Automatic joins in SAP

In the case of SAP, "TEXT" tables are classified as Enrichment tables within HyperAuto's processing. For example, MAKT (material descriptions) could be joined onto MARA (general material data).

Streaming

Tables classified as Enrichment will be consumed as batch inputs rather than streams. This allows the pipeline to create "lookup" left-joins onto the core streams from these tables, enhancing the stream data without trying to join together two live streams at once.

Existing syncs for Enrichment tables in streaming mode will only be offered when configuring the relevant input if the schema is compliant with Foundry streaming and the underlying Avro file format that is used.

Tip: For SAP syncs, the config option cleanFieldNamesForAvro set to true ensures the schema is Avro (Streaming) compliant. HyperAuto created syncs will enable this option by default.

Human-readable column names

Human-readable column names

HyperAuto can use the column metadata provided by the source to rename the source-defined column names into names that are self-explanatory and easy to use by users unfamiliar with the source's schema.

This occurs by concatenating the column's human-readable name onto the original column name in the form Human readable_|_original, providing access to both forms when interacting with the data for maximum usability.

Generate primary keys

Generate primary keys

If sources do not have single-column primary keys, HyperAuto can dynamically generate primary keys. The source's metadata contains information stating which columns in the table together comprise a primary key, which HyperAuto uses to build concatenation logic to create a primary_key column.

The values are concatenated with a _|_ separator.

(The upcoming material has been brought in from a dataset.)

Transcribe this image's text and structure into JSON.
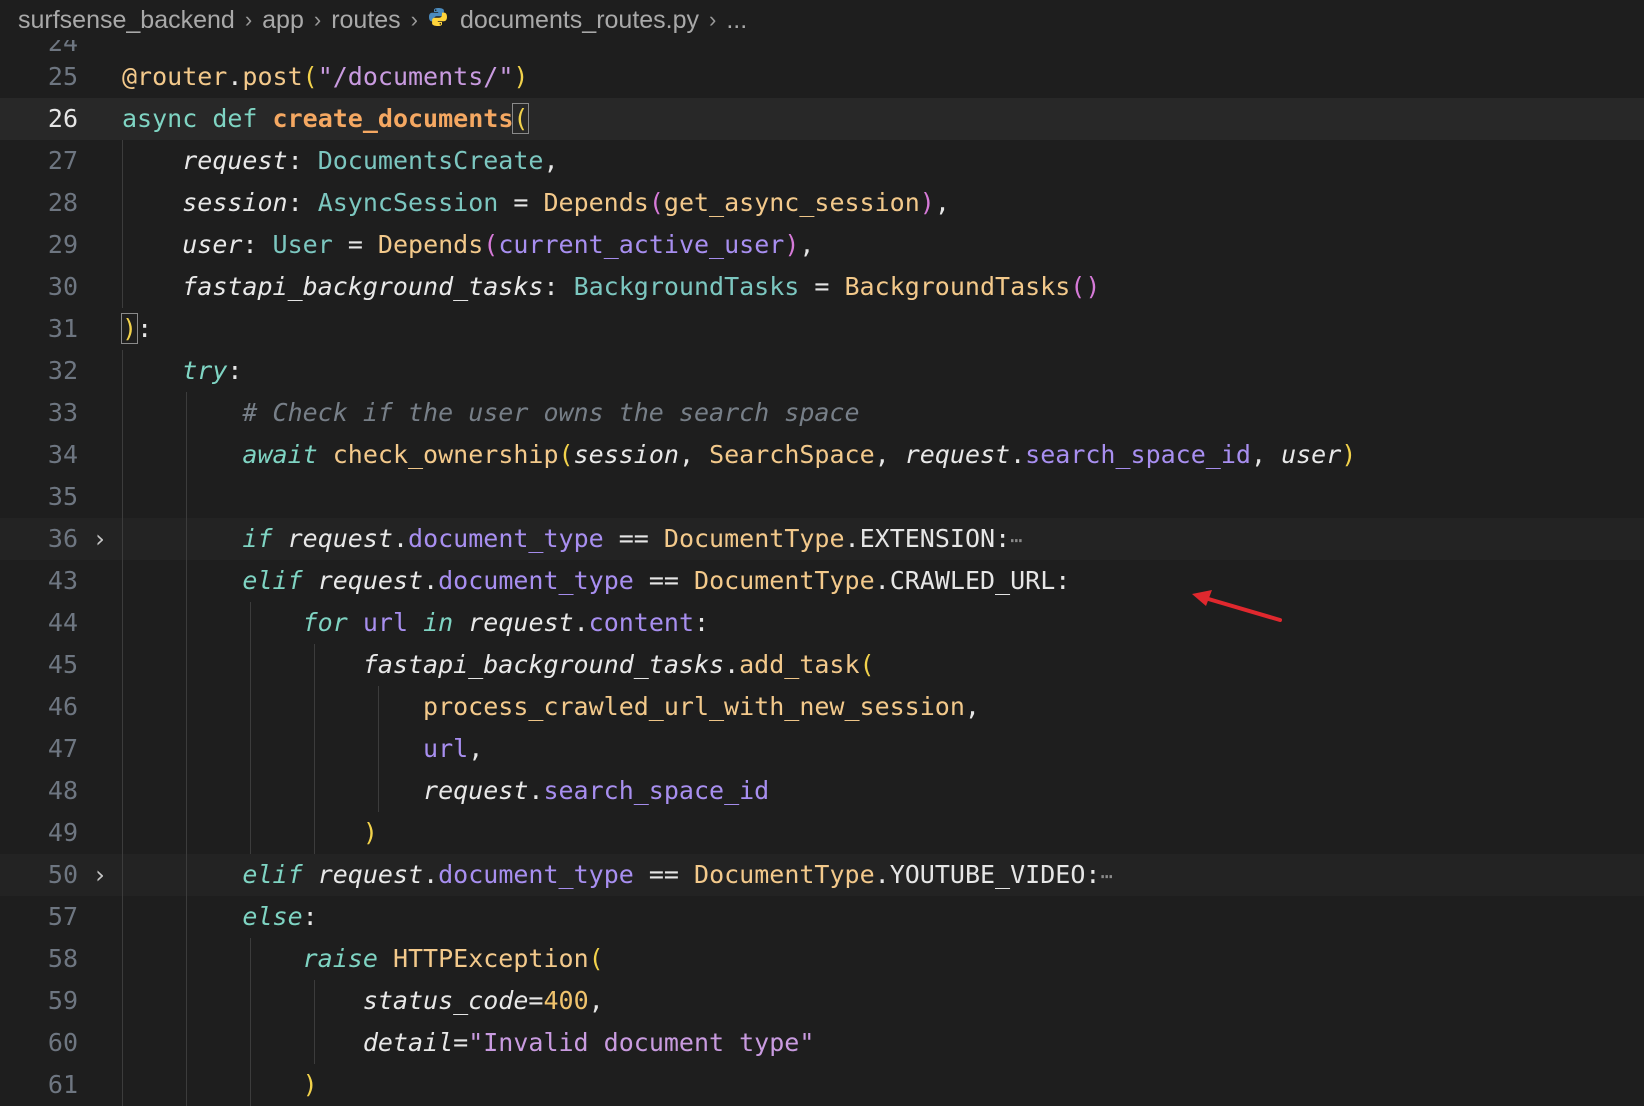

Having a single column for a primary key is necessary to use the output as a backing dataset for an Ontology object.

Generate foreign keys

Generate foreign keys

HyperAuto also has access to object-to-object relationships as defined in the source's data model metadata. Using the metadata, logic can be created in the pipeline to generate a foreign-key column per relationship (by concatenating the relevant columns, similar to the Primary key logic, which can be used to join against or build Ontology links from.

The foreign keys are named in the form column1_column2_|_foreign_key_tableA, such that:

  • Column values are built by concatenating column1 and column2 together with the separator _|_, and
  • A foreign relation exists such that a user can join this table via this column against tableA via its primary_key.

Foreign keys are necessary to produce Ontology relationships between objects.

Foreign keys are not created for object-to-enrichment table relationships when the automatic joins configuration option is enabled.

Deduplicate rows

Deduplicate Rows

HyperAuto provides logic to automatically deduplicate tables that contain duplicate rows. This can be useful in cases such as change data capture (CDC) systems that append new rows each time a change occurs. HyperAuto will deduplicate, selecting the latest up-to-date row for each primary key.

Streaming

Deduplication is handled differently in streaming mode. Two streaming outputs will be created. The main output will now resolve into a deduplicated dataset when read by a batch or incremental pipeline. The changelog output will provide a non-deduplicated dataset when read by a batch or incremental pipeline if required. Both outputs can be consumed by another stream as normal.

If columns that comprise the primary key of the table are not one of the below types they will be cast to string to ensure deduplication can work:

  • String
  • Timestamp
  • Boolean
  • Binary
  • Integer
  • Byte
  • Short
  • Float
  • Long
  • Double

Data cleaning

Data Cleaning

The data cleaning configuration option removes common data cleanliness issues from all tables. More information on the types of issues addressed can be found below.

  • Empty string handling: "" strings are converted to null (standard practice for data in Foundry).
  • DECIMAL casting: DECIMAL data types are cast to be DOUBLE, which has benefits across the platform (including enabling support for Ontology properties).